Alba Junquera
El síndrome de Dravet es una forma rara y grave de epilepsia genética que comienza durante el primer año de vida. Se caracteriza por crisis epilépticas prolongadas y, se acompaña de afectación cognitiva, problemas de conducta y dificultades motoras.
El Grupo de investigación de alto rendimiento en Humanidades e Investigación Cualitativa en Ciencias de la Salud (Hum&QRinHS) de la Universidad Rey Juan Carlos y la Fundación de Síndrome Dravet España han desarrollado un estudio que muestra las perspectivas de madres y padres con niños con síndrome de Dravet en un contexto de olas de calor y/o altas temperaturas.
Los resultados del estudio dieron lugar a tres temas principales: el empeoramiento de las crisis con altas temperaturas ambientales, los factores precipitantes adicionales relacionados con las temperaturas y las estrategias de afrontamiento parental.
Para explicar esta enfermedad en esas condiciones, así como para estudiar las estrategias de afrontamiento empleadas, se utilizó una metodología cualitativa. Esta metodología se centra en describir y analizar la perspectiva de personas ante determinados fenómenos, en contextos determinados y su propio entorno social.
La herramienta de recogida de datos principal fueron entrevistas en profundidad con preguntas abiertas para permitir que las participantes cuenten su propia perspectiva sin estar limitados a opciones cerradas, permitiendo así profundizar en su propia experiencia.
“En las entrevistas, los progenitores informaron de que las olas de calor y las temperaturas elevadas aumentaban la frecuencia, la intensidad y la duración de las crisis epilépticas. Los cambios bruscos de temperatura y la exposición al agua como, por ejemplo, los baños en la piscina, fueron mencionados como desencadenantes adicionales”, explica Domingo Palacios, investigador del grupo Hum&QRinHS.

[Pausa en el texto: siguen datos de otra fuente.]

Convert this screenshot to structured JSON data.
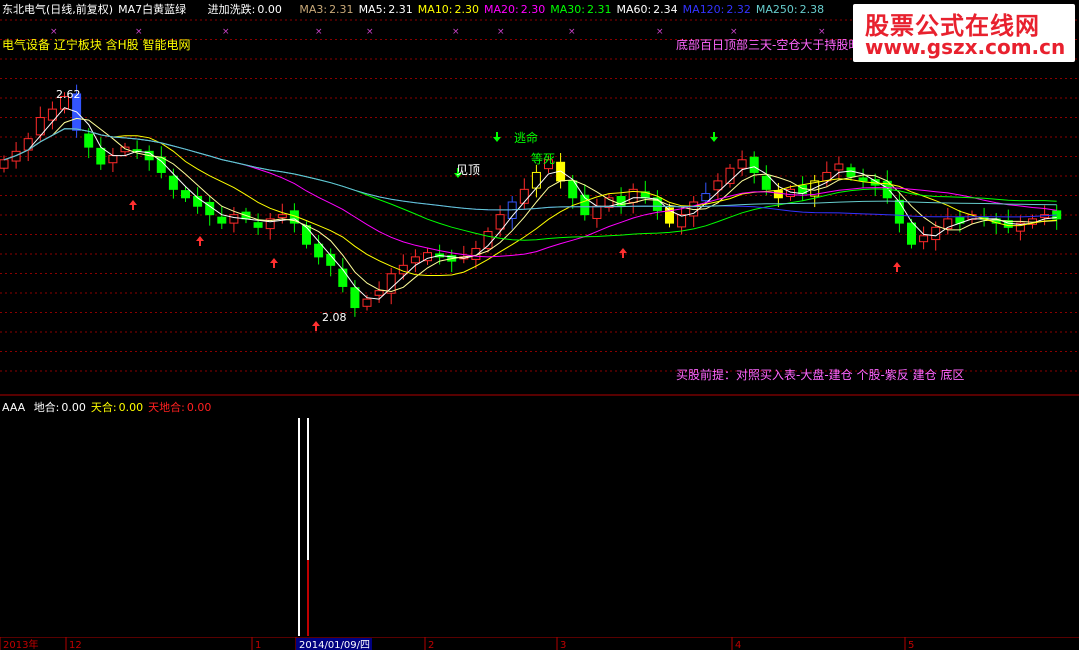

Para mitigar el riesgo de crisis, los progenitores emplean medidas de termorregulación como ropa ligera, ambientes interiores frescos y restricción de actividades al aire libre, así como el uso empírico de antipiréticos.
Posteriormente, las entrevistas fueron transcritas y se analizaron identificando fragmentos con información relevante para agruparlos en contenidos comunes hasta llegar a los temas finales. Para registrar todo ese proceso y optimizar la recogida de datos se utilizó el software MAXQDA.
Los hallazgos de esta investigación pueden ayudar a los profesionales sanitarios a ofrecer recomendaciones basadas en las prácticas cotidianas de las familias. Además, ponen de manifiesto la necesidad de seguir investigando sobre la prevención de crisis relacionadas con el calor.